The duration of the commercial guarantee in EU Member States is usually between 1 and 5 years, and 2 years in most cases. Expensive products often show a longer commercial guarantee. Sometimes the guarantee only applies to specific parts of the product.

Commercial guarantees vary between countries. In some Member States, it is common to offer the commercial guarantees against payment. Whereas, in other countries, they have to be offered free of charge. For guarantees offered against payment, the costs vary considerably. Regarding the duration of the contract and the depreciation in value, the benefit of a commercial guarantee varies, too.

Advantages of commercial guarantees

The duration of the legal warranty is limited, and it is not always easy to prove the existence of a defect. Therefore,  commercial guarantees could have benefits for consumers.

A commercial guarantee can be beneficial if ...
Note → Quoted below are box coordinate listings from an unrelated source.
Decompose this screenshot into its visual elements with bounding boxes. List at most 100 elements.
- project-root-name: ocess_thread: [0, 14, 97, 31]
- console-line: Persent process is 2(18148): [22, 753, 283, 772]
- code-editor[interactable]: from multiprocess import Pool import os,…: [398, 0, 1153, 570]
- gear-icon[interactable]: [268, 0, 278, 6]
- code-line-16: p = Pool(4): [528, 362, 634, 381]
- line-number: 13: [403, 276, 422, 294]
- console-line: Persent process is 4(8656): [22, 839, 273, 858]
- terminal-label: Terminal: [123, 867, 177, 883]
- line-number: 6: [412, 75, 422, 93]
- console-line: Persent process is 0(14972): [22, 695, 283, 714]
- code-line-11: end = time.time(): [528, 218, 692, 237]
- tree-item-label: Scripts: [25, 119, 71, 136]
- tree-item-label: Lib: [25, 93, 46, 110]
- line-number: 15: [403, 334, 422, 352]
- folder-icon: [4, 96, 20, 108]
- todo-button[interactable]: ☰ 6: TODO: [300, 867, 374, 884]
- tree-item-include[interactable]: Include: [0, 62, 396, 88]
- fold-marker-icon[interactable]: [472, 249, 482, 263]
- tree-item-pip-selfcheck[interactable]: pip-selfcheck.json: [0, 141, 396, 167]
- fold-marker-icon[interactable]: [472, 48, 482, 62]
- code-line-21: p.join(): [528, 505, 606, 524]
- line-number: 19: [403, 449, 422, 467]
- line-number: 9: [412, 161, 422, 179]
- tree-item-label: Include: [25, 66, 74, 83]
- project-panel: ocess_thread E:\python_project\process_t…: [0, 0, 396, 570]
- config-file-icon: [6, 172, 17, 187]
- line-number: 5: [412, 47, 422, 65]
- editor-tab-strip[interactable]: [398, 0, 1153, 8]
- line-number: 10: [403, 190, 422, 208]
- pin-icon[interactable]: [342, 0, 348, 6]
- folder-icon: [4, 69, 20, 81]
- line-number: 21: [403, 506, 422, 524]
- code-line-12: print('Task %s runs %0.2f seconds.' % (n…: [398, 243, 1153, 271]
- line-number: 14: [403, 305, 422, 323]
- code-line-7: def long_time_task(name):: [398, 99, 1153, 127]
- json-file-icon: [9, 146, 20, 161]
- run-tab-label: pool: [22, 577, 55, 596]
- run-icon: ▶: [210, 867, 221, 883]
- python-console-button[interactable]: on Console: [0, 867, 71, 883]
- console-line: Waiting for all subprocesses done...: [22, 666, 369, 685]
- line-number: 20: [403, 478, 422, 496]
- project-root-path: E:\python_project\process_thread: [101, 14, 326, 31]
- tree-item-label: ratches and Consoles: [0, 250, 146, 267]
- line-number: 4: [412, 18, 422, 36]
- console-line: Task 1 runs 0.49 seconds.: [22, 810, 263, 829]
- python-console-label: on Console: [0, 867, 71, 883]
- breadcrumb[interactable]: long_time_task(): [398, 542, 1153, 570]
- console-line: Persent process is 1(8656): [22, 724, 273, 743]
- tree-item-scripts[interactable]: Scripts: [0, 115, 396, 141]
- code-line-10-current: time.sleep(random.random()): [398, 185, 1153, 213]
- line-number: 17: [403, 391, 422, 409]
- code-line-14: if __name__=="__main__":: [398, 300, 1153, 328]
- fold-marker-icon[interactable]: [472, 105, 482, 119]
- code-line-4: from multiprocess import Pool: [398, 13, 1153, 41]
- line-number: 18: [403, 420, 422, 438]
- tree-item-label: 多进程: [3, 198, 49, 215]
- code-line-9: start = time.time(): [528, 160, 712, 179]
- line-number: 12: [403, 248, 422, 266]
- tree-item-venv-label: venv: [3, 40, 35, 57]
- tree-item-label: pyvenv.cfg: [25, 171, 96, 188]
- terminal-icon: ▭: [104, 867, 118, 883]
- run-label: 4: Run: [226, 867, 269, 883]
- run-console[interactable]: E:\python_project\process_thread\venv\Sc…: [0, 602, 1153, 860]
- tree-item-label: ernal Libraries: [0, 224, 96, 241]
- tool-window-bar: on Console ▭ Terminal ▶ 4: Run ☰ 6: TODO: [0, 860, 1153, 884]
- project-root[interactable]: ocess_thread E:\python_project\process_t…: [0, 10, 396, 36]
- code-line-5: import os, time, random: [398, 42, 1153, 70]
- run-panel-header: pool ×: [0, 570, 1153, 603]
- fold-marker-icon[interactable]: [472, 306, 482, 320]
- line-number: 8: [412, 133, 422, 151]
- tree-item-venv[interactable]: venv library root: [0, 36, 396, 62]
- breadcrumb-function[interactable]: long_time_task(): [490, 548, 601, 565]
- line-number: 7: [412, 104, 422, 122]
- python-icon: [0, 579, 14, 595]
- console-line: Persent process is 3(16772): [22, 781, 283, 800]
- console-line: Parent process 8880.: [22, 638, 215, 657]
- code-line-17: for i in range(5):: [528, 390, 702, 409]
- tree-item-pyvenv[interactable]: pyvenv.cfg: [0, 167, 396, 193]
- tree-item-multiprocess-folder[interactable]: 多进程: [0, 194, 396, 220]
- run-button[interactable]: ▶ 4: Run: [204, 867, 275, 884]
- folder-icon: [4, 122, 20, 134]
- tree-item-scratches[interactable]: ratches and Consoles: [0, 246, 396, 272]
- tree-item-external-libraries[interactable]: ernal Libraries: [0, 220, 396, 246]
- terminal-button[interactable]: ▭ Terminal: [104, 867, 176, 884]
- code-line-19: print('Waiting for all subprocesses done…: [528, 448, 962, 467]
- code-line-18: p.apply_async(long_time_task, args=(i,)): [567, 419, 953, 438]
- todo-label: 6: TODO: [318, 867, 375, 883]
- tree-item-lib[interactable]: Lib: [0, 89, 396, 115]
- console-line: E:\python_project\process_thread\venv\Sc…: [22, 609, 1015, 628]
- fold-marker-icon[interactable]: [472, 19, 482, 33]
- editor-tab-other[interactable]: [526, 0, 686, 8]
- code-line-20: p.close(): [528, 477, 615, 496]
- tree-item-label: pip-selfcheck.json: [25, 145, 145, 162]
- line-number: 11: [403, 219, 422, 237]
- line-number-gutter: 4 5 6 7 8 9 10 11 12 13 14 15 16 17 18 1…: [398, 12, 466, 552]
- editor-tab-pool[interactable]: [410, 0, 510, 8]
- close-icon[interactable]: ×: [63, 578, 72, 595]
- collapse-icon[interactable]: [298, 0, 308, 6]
  • its duration is longer than the legal warranty period
  • consumers do not have to prove the existence of a defect, particularly when the reversal of burden of proof has expired
  • consumers get a replacement product during repair
  • there are smooth internal complaint procedures
  • consumers do not need to organize the shipping of the defective products
  • it foresees a mechanism to ensure that a repairer comes to the consumer's home
  • all costs for analysing the product, repair or replacement are at the expense of the guarantor
  • there is immediate replacement offered without previous repair attempts
  • if all guarantee issues are covered regardless of the case
  • consumers can usually contact any representative of the producer or reseller (if it is a producer guarantee) for application of the warranty
  • it may offer a “cooling off” period. If the consumer is not satisfied with the product, bigger brands often offer a total refund or a voucher in the amount of the purchasing price

Commercial warranties might also overlap with other insurance policies that a consumer has taken out.